First settler of El Tocuyo · 1527 – 1610

A Sevillian who arrived in Coro in 1545 with Juan de Carvajal, whose consort she was. One of the first settlers of El Tocuyo. After Carvajal's execution, she had relationships with several conquistadors. She died in Caracas at age 83, called "the last of the conquistadors."

A Sevillian in the conquest

Catalina de Miranda was born in Seville in 1527. She arrived in Coro on January 1, 1545 —at barely 18 years old— in the same fleet that brought Juan de Carvajal, royal scribe. The chronicles describe her as Carvajal's consort (concubine) and one of the few women who accompanied the founding expedition of El Tocuyo at the end of that same year.

When Carvajal founded El Tocuyo on December 7, 1545, Catalina was among the first settlers of the city. She was 18, foreign-born, and lived in a newly founded outpost surrounded by jungle, indigenous peoples, and conquistadors —an unimaginable setting for a young Andalusian woman of her era.

A survivor of the founding tragedy

In May 1546, Carvajal ordered the execution of Philipp von Hutten and Bartholomeus Welser VI. Four months later, in September 1546, Carvajal himself was hanged on the orders of judge Juan Pérez de Tolosa.

Catalina, in effect a widow, did not remain alone. Colonial historiography presents her as a woman of great intelligence and charm, capable of moving in the complex world of the conquistadors. She maintained relationships —according to the chronicles— with several of the most powerful men of the fledgling Province of Venezuela:

  • Juan de Villegas, founder of Barquisimeto and governor of the province.
  • Diego García de Paredes, founder of Trujillo.
  • And other officers and encomenderos whose names are lost to the archives.

Her contemporaries called her —not without malice— "the first courtesan of Venezuela."

Marriage and resettlement

Eventually Catalina married Francisco Ramos de Argañaras, an encomendero. She then lived in different cities of the territory being conquered: Borburata, Trujillo, and finally Caracas. Her biography —in fact— is a map of the very conquest of Venezuela.

Death and memory

She died in Caracas in 1610 at the age of 83. By the time she died, the generation of the conquistadors had already passed: she had outlived nearly all the men of the founding, including the Welsers, Carvajal, Villegas, García de Paredes, and the governors who followed.

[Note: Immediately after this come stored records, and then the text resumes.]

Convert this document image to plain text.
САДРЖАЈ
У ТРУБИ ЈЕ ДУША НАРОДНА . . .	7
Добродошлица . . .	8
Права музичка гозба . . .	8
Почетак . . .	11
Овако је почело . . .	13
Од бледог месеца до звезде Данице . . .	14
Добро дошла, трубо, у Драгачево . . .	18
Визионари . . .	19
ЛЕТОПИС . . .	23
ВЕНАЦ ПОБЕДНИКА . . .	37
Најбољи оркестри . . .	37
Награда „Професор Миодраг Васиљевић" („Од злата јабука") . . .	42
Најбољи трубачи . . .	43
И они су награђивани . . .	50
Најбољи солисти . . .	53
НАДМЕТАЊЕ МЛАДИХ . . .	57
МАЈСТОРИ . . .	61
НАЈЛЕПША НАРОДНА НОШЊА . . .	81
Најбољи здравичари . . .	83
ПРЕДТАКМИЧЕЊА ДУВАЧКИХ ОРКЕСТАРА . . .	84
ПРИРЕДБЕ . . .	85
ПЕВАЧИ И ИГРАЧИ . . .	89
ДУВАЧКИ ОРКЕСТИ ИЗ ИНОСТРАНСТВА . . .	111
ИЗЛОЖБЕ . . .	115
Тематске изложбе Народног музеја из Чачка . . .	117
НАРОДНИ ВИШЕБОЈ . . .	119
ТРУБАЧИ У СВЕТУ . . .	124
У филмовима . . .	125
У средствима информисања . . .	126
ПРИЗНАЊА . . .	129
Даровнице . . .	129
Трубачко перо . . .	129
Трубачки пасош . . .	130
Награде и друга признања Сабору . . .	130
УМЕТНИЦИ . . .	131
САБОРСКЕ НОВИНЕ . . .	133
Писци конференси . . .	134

For that reason she came to be called "the last of the conquistadors."

Catalina de Miranda in literature

Catalina's figure inspired the historical novel "Catalina de Miranda" by Xiomary Urbáez (Editorial Planeta), one of the most thoroughly researched modern literary recreations of the conquest of Venezuela. Her name also appears in the works of chroniclers such as Oviedo y Baños and in academic studies of the female presence in the conquest.

Her historical significance

Catalina de Miranda is important to El Tocuyo not only because she was one of the first settlers, but because her biography offers a unique testimony: the female, anonymous, and surviving gaze on the great founding events of Venezuelan history. In a history written almost exclusively by men and about men, she occupied a space of her own for 65 years.

Her name, today, is one of the few that directly connects the founding of El Tocuyo to a living, complex, and documented person —not just to a charter or a decree.